Take the dynamical system: $$x' = 0.5(1-x)xy$$ $$y' = -y(1-x)^3-y^2(2x^2-1.5x+0.5)-2x(1-x)^4+x(1-x)^3.$$ I want to find the central manifold and deduce its dynamics (stable or unstable). The above system is already in the following required form: $$ x' = Ax + f(x,y)$$ $$y' = By + g(x,y)$$ where necessarily $A=0$ and $B=-1$. Given this, we can parameterise the centre manifold by: $$h(x) = ax^2+bx^3+cx^4 +O(x^5).$$ First, we compute $y' = \frac{dh}{dx}x'$ which is: $$ y' = a^2x^4 + O(x^5)$$ and we compare it with the $y'$ from the above dynamical system, which is: $$y' = -x+(5-a)x^2+(3a-b-9)x^3+(-\frac{a^2}{2}-3a+3b-c+7)x^4 + O(x^5).$$ Comparing coefficients between the two $y'$'s gives $a=5$, $b=6$ and $c=-27.5$. This means that the centre manifold should be parameterised by: $$h(x) = 5x^2+6x^3-27.5x^4 +O(x^5).$$
Question: I do not believe the stated $h(x)$ to be the correct approximation to the manifold.

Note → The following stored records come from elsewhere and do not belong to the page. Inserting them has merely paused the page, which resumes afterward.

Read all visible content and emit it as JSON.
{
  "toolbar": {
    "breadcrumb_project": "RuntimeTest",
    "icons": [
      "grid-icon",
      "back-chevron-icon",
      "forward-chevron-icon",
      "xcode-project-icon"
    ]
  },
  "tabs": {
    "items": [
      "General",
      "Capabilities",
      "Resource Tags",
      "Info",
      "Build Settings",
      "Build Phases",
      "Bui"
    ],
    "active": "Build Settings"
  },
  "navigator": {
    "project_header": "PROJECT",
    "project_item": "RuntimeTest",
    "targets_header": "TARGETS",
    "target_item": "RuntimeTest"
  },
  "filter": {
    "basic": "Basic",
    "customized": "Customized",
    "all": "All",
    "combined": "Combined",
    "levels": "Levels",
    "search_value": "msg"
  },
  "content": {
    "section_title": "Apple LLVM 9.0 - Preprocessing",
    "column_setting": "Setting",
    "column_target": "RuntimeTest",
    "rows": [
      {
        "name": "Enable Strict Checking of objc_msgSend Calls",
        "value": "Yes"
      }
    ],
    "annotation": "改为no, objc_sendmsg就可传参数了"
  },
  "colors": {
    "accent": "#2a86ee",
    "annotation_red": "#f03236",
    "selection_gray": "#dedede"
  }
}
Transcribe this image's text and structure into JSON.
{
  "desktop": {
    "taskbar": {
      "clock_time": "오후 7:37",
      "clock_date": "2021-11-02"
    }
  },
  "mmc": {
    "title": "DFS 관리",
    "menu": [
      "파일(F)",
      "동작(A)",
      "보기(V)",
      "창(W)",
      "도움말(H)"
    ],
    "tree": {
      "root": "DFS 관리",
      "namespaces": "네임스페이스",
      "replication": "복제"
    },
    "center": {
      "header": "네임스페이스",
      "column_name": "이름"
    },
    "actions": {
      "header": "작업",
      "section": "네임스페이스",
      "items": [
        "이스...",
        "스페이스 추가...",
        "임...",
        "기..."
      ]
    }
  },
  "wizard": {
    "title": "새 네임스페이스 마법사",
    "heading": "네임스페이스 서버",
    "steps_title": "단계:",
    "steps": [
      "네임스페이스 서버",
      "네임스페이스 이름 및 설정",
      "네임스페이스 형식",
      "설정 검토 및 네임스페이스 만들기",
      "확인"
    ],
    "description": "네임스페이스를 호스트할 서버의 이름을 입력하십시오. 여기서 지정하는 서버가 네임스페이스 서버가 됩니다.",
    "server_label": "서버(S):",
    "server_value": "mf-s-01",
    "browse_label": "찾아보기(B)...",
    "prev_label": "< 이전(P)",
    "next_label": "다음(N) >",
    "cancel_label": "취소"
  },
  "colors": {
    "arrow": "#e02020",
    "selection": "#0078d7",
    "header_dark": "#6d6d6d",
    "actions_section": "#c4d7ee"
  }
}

You can see the correct centre manifold in the figure of the phase plane for the system I have attached. If you plot $h(x)$ on something like Desmos, you can clearly see that it is not a good approximation. Can you spot an error in my working or have I not included something I should have? Thanks
Your linearized system is wrong. It should be
$$\left\{ \begin{array}{rcl} x' & = & 0x + 0y + f(x,y) \\ y' &=& -x-y+g(x,y) \end{array} \right.$$
where bith $f$ and $g$ are second order terms. In particular, the center manifold is tangent to $\{x+y=0\}$, i.e. to the vector $(1,-1)$, which is what you observe on the plot. The expression for $h$ has to be changed accordingly.